The winning numbers triple-checked and the lottery ticket signed, the New Hampshire woman knew her life was about to change in a positive way – except for one petrifying thing.

As the winner of last month’s $560 million Powerball lottery, she would soon be the world’s newest owner of a nine-digit bank account.

But because of lottery rules, everyone in the world would know about it – neighbors, old high school friends, con artists, criminals.

Now the woman is asking a judge to let her keep the cash – and remain anonymous.

In court on Tuesday, the woman’s attorney asked a judge to essentially grant a do-over, according to the New Hampshire Union-Leader. The woman wants to sign the back of the ticket with the name of an anonymous trust, keeping her identity a secret.

The winner is not trying to amend the laws of New Hampshire or the rules of the lottery, her attorney said. She was seeking a narrow ruling from the judge to guarantee her privacy rights.

Every day the case remains unresolved, the lottery winner loses about $14,000 in interest. The total amount lost since the winning numbers were picked on Jan. 6 is quickly approaching the half-million-dollar mark.

“We come to the court today in a Catch-22 . . . Not surprisingly, Ms. Doe would like to cash her ticket,” attorney Steven Gordon, who represents the winner, told the judge. “The ticket and the prize sits in limbo.”

It is unclear when Judge Charles Temple will rule on the case.

On one side of the case are lottery officials who say the integrity of the games depends on the public identification of winners as a protection against fraud and malfeasance. A local woman holding up a giant check while cameras flash and reporters scrawl also happens to be a powerful marketing tool.

On the other side is a woman suddenly faced with a life-changing stroke of luck who, court documents say, wishes to live “far from the glare and misfortune that has often fallen upon other lottery winners.”

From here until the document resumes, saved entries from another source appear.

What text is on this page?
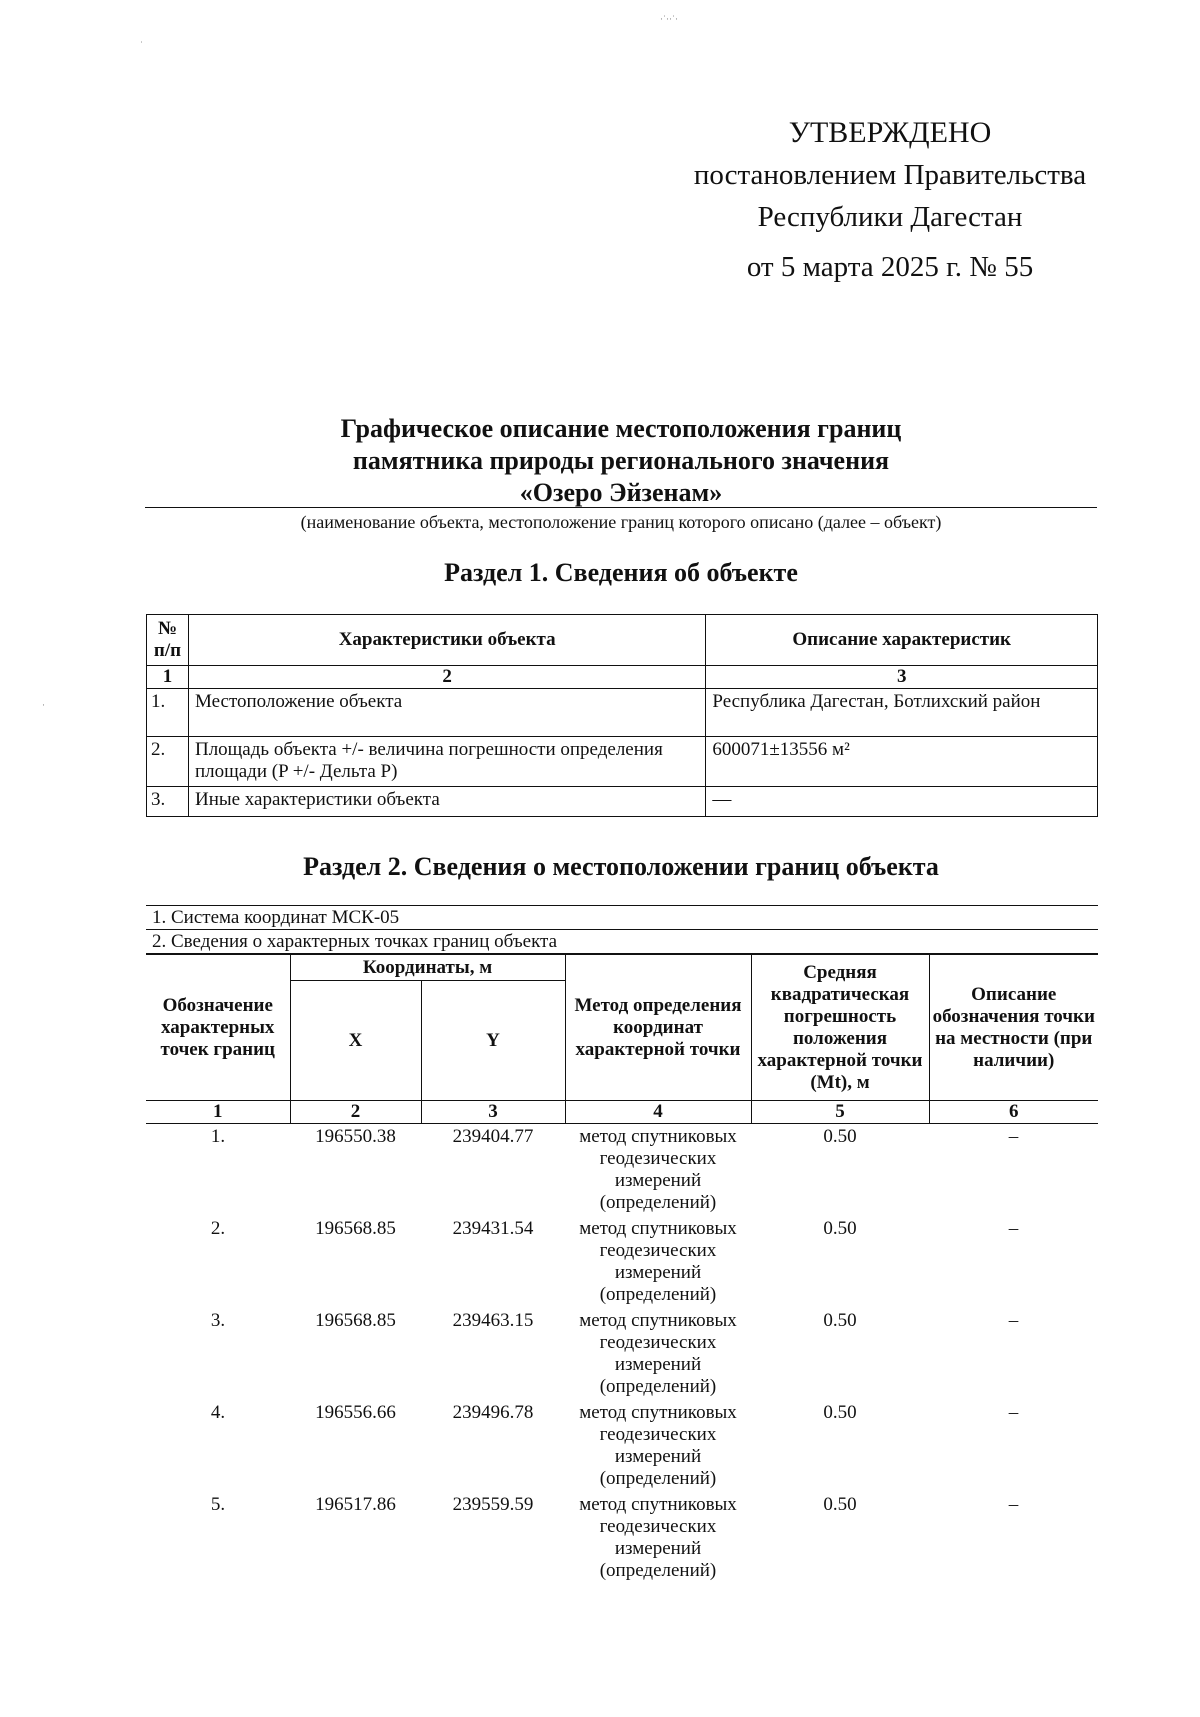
·˙··˙·
˙
·
УТВЕРЖДЕНО
постановлением Правительства
Республики Дагестан
от 5 марта 2025 г. № 55
Графическое описание местоположения границ
памятника природы регионального значения
«Озеро Эйзенам»
(наименование объекта, местоположение границ которого описано (далее – объект)
Раздел 1. Сведения об объекте
№ п/п	Характеристики объекта	Описание характеристик
1	2	3
1.	Местоположение объекта	Республика Дагестан, Ботлихский район
2.	Площадь объекта +/- величина погрешности определения площади (P +/- Дельта P)	600071±13556 м²
3.	Иные характеристики объекта	—
Раздел 2. Сведения о местоположении границ объекта
1. Система координат МСК-05
2. Сведения о характерных точках границ объекта
Обозначение характерных точек границ	Координаты, м		Метод определения координат характерной точки	Средняя квадратическая погрешность положения характерной точки (Mt), м	Описание обозначения точки на местности (при наличии)
	X	Y			
1	2	3	4	5	6
1.	196550.38	239404.77	метод спутниковых геодезических измерений (определений)	0.50	–
2.	196568.85	239431.54	метод спутниковых геодезических измерений (определений)	0.50	–
3.	196568.85	239463.15	метод спутниковых геодезических измерений (определений)	0.50	–
4.	196556.66	239496.78	метод спутниковых геодезических измерений (определений)	0.50	–
5.	196517.86	239559.59	метод спутниковых геодезических измерений (определений)	0.50	–
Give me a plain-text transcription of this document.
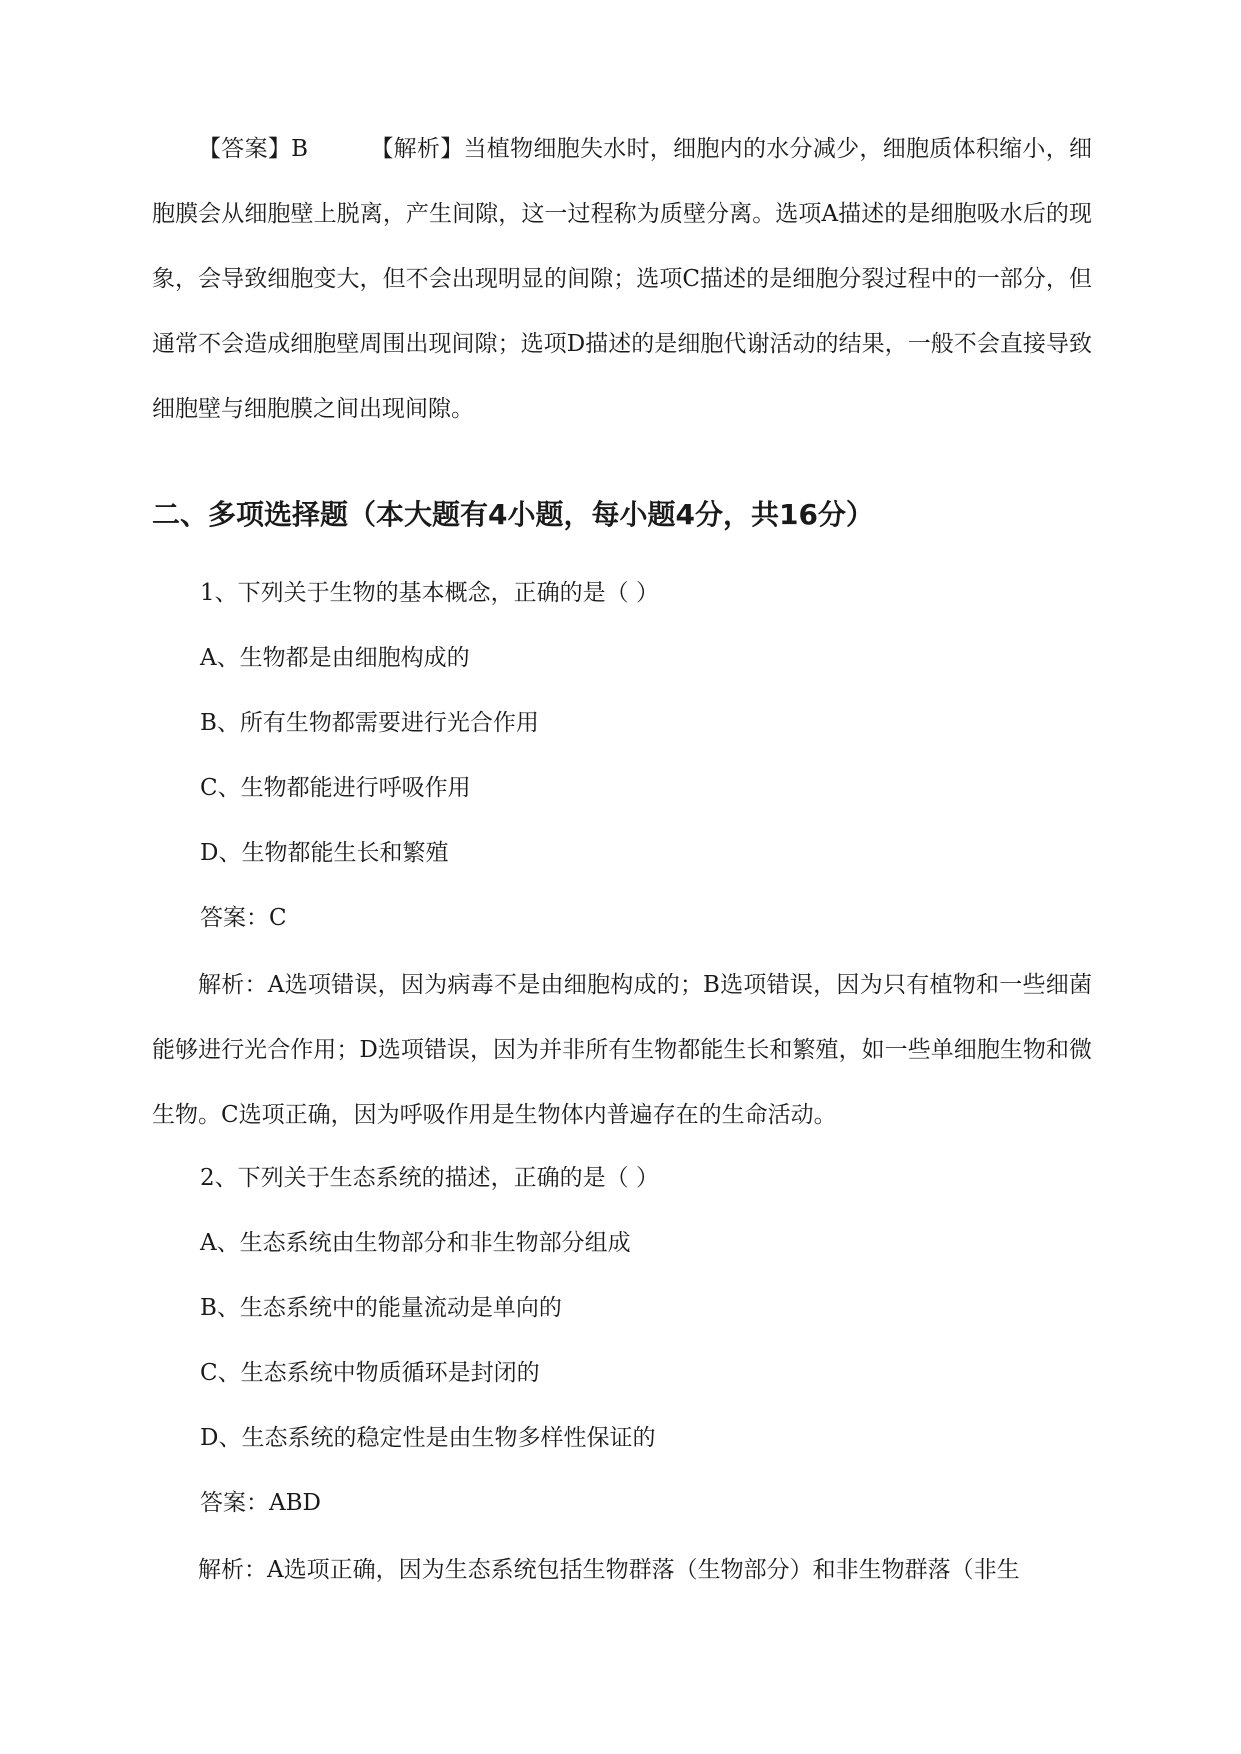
【答案】B	【解析】当植物细胞失水时，细胞内的水分减少，细胞质体积缩小，细胞膜会从细胞壁上脱离，产生间隙，这一过程称为质壁分离。选项A描述的是细胞吸水后的现象，会导致细胞变大，但不会出现明显的间隙；选项C描述的是细胞分裂过程中的一部分，但通常不会造成细胞壁周围出现间隙；选项D描述的是细胞代谢活动的结果，一般不会直接导致细胞壁与细胞膜之间出现间隙。

二、多项选择题（本大题有4小题，每小题4分，共16分）

1、下列关于生物的基本概念，正确的是（ ）

A、生物都是由细胞构成的

B、所有生物都需要进行光合作用

C、生物都能进行呼吸作用

D、生物都能生长和繁殖

答案：C

解析：A选项错误，因为病毒不是由细胞构成的；B选项错误，因为只有植物和一些细菌能够进行光合作用；D选项错误，因为并非所有生物都能生长和繁殖，如一些单细胞生物和微生物。C选项正确，因为呼吸作用是生物体内普遍存在的生命活动。

2、下列关于生态系统的描述，正确的是（ ）

A、生态系统由生物部分和非生物部分组成

B、生态系统中的能量流动是单向的

C、生态系统中物质循环是封闭的

D、生态系统的稳定性是由生物多样性保证的

答案：ABD

解析：A选项正确，因为生态系统包括生物群落（生物部分）和非生物群落（非生
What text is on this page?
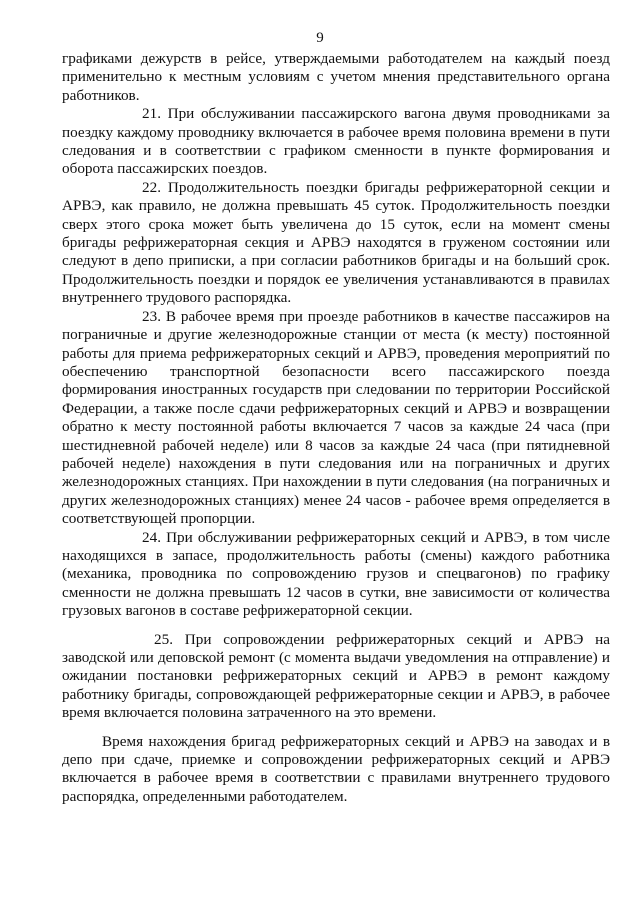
9

графиками дежурств в рейсе, утверждаемыми работодателем на каждый поезд применительно к местным условиям с учетом мнения представительного органа работников.

21. При обслуживании пассажирского вагона двумя проводниками за поездку каждому проводнику включается в рабочее время половина времени в пути следования и в соответствии с графиком сменности в пункте формирования и оборота пассажирских поездов.

22. Продолжительность поездки бригады рефрижераторной секции и АРВЭ, как правило, не должна превышать 45 суток. Продолжительность поездки сверх этого срока может быть увеличена до 15 суток, если на момент смены бригады рефрижераторная секция и АРВЭ находятся в груженом состоянии или следуют в депо приписки, а при согласии работников бригады и на больший срок. Продолжительность поездки и порядок ее увеличения устанавливаются в правилах внутреннего трудового распорядка.

23. В рабочее время при проезде работников в качестве пассажиров на пограничные и другие железнодорожные станции от места (к месту) постоянной работы для приема рефрижераторных секций и АРВЭ, проведения мероприятий по обеспечению транспортной безопасности всего пассажирского поезда формирования иностранных государств при следовании по территории Российской Федерации, а также после сдачи рефрижераторных секций и АРВЭ и возвращении обратно к месту постоянной работы включается 7 часов за каждые 24 часа (при шестидневной рабочей неделе) или 8 часов за каждые 24 часа (при пятидневной рабочей неделе) нахождения в пути следования или на пограничных и других железнодорожных станциях. При нахождении в пути следования (на пограничных и других железнодорожных станциях) менее 24 часов - рабочее время определяется в соответствующей пропорции.

24. При обслуживании рефрижераторных секций и АРВЭ, в том числе находящихся в запасе, продолжительность работы (смены) каждого работника (механика, проводника по сопровождению грузов и спецвагонов) по графику сменности не должна превышать 12 часов в сутки, вне зависимости от количества грузовых вагонов в составе рефрижераторной секции.

25. При сопровождении рефрижераторных секций и АРВЭ на заводской или деповской ремонт (с момента выдачи уведомления на отправление) и ожидании постановки рефрижераторных секций и АРВЭ в ремонт каждому работнику бригады, сопровождающей рефрижераторные секции и АРВЭ, в рабочее время включается половина затраченного на это времени.

Время нахождения бригад рефрижераторных секций и АРВЭ на заводах и в депо при сдаче, приемке и сопровождении рефрижераторных секций и АРВЭ включается в рабочее время в соответствии с правилами внутреннего трудового распорядка, определенными работодателем.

The law doesn’t appear to be on her side.

As attorneys for the state and the lottery commission argued in court on Tuesday, New Hampshire lottery rules require the winner’s name, town and amount won be available for public information, in accordance with open-records laws.

“Petitioner’s understandable yearning for normalcy after entering a lottery to win hundreds of millions of dollars is not a sufficient basis to shut the public out of the business of government,” Assistant Attorney General John Conforti wrote in court documents.

The state allows people to form an anonymous trust, NewHampshire.com reported, but it’s a moot point for the woman – she signed her name on the back of the ticket shortly after winning, and altering the signature would nullify the ticket.

In a statement, New Hampshire lottery executive director Charlie McIntyre said that the commission consulted with the state’s attorney general’s office and that the Powerball winner must abide by the disclosure laws “like any other.”